When I first learned of my husband’s diagnosis, my research turned up many possible causes, all of which represent an assault on the immune system. My simple understanding is that the victim’s body interprets the assault incorrectly, turning on itself and attacking the nerves. Two of the many different immune system assault listed in the research as often experienced prior to the onset of GBS included vaccinations and contracting an intestinal tract bacteria known as Campylobacter Jejeuni. One article mentioned that Campylobacter can be spread by undercooked chicken. According to the US Department of Agriculture, this is the most frequently isolated cause of food borne diarrhoea. This stuck with me because, at the time, we had been raising chickens in our yard for food. We were not vegetarian back then, and I remembered one meal we had eaten where the chicken was undercooked. My husband had diarrhoea three days prior to experiencing his first symptoms. H He Had also had a yellow fever vaccine one week earlier. Perhaps these two things combined to damage his immune system, but we will never know for sure.

Since then I have read other articles more directly implicating the deadly bacteria in the development of GBS and warning people to be sure and cook their chicken and turkey thoroughly. Well, I have a better idea – don’t take a chance at all and avoid poultry entirely! When I hear my meat-eating friends debating whether or not to even believe the risk of Mad Cow Disease reaching the US, I am shocked by their lack of concern. I’ve spoken with hunters who “aren’t sure” how the new reports of deer carrying the disease are going to affect them and their sport.

I speak from experience when I say that food-borne illnesses are real, and they can affect you and your family in ways that are far worse than just a night of vomiting and diarrheoa. I cannot begin to imagine what life would be like for a baby or child with GBS (yes, it has happened) never knowing what if feels like to have a healthy body right from the start. I would never knowingly put my children in a position of risk like this. We would never risk our own lives in this way.

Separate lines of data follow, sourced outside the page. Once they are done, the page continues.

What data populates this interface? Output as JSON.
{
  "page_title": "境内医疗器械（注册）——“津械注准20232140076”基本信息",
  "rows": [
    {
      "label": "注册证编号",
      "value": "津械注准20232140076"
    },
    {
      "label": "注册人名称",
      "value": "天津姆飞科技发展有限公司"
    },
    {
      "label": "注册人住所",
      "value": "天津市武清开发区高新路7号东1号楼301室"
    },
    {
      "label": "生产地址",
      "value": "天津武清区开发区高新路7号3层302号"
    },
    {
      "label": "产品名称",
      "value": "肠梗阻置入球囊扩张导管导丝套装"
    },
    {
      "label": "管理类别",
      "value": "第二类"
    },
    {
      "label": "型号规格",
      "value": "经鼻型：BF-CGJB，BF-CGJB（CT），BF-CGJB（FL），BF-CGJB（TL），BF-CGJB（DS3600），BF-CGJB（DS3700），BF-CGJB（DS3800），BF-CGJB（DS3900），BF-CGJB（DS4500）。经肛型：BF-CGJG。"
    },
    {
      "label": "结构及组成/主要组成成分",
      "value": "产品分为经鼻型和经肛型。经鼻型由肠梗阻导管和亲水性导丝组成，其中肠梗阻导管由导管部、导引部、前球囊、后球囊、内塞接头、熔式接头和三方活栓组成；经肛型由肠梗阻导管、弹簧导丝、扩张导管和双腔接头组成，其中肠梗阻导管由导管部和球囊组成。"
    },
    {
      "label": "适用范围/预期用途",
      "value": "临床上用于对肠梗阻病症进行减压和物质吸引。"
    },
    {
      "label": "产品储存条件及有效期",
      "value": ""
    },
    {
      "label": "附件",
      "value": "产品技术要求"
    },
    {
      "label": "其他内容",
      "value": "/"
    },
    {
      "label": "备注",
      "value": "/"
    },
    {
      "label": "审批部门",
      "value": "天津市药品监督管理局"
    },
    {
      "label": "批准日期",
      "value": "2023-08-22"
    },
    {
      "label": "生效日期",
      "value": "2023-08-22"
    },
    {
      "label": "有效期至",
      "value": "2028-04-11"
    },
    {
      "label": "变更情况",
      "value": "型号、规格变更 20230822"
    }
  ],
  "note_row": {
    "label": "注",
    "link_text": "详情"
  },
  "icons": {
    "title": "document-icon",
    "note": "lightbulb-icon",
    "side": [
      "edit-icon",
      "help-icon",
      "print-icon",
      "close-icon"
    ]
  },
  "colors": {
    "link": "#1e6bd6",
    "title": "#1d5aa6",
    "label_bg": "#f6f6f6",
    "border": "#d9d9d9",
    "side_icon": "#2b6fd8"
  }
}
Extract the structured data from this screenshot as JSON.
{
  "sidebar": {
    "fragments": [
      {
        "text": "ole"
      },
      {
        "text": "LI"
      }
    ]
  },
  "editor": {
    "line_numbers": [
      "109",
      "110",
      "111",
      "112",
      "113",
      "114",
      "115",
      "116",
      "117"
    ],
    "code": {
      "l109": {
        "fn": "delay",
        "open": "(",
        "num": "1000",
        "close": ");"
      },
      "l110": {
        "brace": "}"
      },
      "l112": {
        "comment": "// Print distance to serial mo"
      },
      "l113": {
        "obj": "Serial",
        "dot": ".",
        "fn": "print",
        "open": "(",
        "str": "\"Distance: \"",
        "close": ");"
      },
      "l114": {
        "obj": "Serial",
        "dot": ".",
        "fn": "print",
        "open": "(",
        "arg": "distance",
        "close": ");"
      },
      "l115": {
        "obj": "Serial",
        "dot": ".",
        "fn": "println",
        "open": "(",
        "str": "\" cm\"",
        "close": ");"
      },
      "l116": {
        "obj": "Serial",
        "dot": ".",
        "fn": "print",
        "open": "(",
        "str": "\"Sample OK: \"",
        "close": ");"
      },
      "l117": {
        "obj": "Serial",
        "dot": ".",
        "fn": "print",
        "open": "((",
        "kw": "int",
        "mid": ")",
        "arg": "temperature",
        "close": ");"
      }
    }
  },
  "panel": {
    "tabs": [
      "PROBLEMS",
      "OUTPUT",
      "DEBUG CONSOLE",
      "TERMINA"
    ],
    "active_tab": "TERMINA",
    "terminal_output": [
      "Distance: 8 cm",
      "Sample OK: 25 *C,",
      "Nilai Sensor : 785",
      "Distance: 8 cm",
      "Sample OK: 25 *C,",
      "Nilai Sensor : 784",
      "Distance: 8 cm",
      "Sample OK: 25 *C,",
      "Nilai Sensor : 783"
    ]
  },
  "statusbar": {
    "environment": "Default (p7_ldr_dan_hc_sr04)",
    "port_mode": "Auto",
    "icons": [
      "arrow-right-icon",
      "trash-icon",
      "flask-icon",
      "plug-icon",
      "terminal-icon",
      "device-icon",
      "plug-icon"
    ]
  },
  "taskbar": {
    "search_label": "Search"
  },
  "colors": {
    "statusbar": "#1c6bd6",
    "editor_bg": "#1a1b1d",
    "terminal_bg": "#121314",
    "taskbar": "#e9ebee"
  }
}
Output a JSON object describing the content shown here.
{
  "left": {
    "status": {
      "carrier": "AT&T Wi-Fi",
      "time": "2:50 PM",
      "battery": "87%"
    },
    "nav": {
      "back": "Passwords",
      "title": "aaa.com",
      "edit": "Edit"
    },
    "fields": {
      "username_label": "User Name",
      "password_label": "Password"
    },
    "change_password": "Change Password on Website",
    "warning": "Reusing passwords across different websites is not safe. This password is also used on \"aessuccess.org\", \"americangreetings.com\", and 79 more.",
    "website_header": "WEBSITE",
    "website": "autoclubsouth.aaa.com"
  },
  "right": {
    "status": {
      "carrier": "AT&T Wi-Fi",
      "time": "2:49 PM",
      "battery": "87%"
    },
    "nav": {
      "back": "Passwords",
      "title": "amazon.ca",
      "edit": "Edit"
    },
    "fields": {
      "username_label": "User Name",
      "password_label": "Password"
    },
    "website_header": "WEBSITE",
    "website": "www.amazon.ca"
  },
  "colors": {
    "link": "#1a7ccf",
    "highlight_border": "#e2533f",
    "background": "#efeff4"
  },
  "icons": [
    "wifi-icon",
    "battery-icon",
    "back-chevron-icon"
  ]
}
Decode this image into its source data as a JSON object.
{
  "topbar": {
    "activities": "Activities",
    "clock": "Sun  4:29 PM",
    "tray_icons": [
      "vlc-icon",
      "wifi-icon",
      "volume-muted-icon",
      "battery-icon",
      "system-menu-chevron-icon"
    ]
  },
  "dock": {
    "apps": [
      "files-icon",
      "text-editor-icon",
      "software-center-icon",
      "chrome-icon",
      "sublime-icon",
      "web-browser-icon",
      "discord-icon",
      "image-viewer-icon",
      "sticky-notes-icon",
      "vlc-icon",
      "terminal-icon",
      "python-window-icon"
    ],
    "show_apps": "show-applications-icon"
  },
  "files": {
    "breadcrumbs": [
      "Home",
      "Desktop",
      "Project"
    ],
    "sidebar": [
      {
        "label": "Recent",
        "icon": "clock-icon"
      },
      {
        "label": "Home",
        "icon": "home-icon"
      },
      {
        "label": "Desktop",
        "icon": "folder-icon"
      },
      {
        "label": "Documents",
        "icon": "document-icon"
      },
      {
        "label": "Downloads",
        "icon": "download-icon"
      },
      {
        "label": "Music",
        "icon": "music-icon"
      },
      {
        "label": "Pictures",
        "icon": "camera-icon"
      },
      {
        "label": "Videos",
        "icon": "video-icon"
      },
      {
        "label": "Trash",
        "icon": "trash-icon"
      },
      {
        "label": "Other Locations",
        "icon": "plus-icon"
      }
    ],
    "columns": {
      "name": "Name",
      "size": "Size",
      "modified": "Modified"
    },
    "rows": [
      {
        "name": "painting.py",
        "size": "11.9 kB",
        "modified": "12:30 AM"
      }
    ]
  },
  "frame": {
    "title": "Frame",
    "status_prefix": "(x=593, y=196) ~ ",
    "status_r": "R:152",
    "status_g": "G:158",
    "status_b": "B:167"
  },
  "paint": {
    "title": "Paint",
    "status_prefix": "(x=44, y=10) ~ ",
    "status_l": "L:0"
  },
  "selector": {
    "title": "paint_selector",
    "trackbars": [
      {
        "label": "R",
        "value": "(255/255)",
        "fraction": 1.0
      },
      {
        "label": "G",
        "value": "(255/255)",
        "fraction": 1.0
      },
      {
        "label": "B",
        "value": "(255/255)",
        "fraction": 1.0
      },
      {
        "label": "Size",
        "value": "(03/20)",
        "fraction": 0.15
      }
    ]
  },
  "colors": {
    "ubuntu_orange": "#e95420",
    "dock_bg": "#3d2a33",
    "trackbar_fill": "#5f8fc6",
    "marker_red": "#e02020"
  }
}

I wish we could turn back the hands of time so that we could have avoided all the pain and heartbreak that came with watching a healthy and vibrant man deteriorate before our eyes. He was brave and worked hard to regain his health, and I will be forever thankful that we can count him among the successful cases of GBS survivors. If we knew then what we know today things might have been different. One thing is for sure – the future will be different – for us and for our children. In sharing our story, I hope I can help to make a difference for someone else.

Melanie Wilson and her family are vegans today and thankful to have come through this period of their lives healthy and happy. She is the editor of ‘Vegetarian Baby and Child’ magazine and ‘Vegetarianteen.com’ online magazine.